Un article de Thibault David

Combat de boxe verbale en un round

 

Proverbe  (genre théâtral) : petite comédie développant et illustrant un proverbe (et oui). Le genre sera notamment rendu célèbre par Musset, et le meilleur exemple en est Il faut qu’une porte soit ouverte ou fermée, aujourd’hui au Studio de la Comédie-Française.

© Brigitte Enguérand

Un ring. Une dalle en béton, un puits de lumière éclairant une sculpture en glaise en cours de travail, une porte, aucun mur – l’appartement de la Marquise est moderne, vide, et laisse ainsi place à l’action.
Deux combattants. A droite, le Comte, Christian Gonon, la quarantaine fatiguée, bel esprit quand ce dernier n’est pas grognon.

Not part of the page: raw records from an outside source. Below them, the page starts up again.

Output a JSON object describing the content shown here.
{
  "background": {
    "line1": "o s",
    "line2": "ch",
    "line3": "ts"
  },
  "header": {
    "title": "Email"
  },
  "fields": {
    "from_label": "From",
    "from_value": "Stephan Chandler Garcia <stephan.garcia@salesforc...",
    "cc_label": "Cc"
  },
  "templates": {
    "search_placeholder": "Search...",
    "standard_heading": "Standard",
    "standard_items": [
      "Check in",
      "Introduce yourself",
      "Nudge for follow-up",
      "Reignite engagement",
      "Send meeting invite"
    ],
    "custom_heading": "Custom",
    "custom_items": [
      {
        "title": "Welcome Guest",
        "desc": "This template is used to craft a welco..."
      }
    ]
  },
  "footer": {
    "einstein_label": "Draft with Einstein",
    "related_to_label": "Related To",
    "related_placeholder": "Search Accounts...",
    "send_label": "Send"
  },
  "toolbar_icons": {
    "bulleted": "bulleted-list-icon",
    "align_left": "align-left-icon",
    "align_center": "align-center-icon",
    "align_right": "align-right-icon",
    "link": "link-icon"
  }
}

A gauche, Jennifer Decker, la Marquise, veuve depuis peu, blasée comme pas deux, look de working-girl trentenaire portée sur la poterie.
Pas de fioritures, le combat se joue à coups de piques, répliques bien senties au quart de tour, le reste n’est que décor – la langue de Musset se suffit à elle-même.
Laurent Delvert connait le texte depuis longtemps et a choisi de placer la pièce à notre époque. Tenues modernes (T-shirt/jean pour madame, costume/écharpe pour monsieur), décor aux faux airs de loft, adieu l’aristocratie, bonjour l’énergie urbaine, ce qui se ressent sur le jeu : on est loin du phrasé châtié de l’époque – heureusement la guerre des sexes est éternelle. En résulte un échange plus punchy, plus contemporain, au désespoir des puristes (et au bonheur des autres), ce qui donne aux comédiens toute latitude pour s’affronter à bras-le-corps (façon de parler).
Christian Gonon rend à merveille les fragilités du Comte, cet homme d’esprit, du beau monde, qui perd à nouveau ses moyens quand il s’agit de se déclarer. En face, la brutalité oratoire (toujours avec un sourire en coin) de Jennifer Decker la Marquise commence par dérouter par un côté parfois outrancier – et puis on se laisse prendre au jeu, et on tombe amoureux de l’excentricité de cette femme qui se sublime quand elle se dévoile.
La porte finira par se fermer, le combat trouvera sa conclusion : pas de K.O. technique, mais des fiançailles en bonne et due forme – un joli happy end pour cette joute verbale d’une grande habileté.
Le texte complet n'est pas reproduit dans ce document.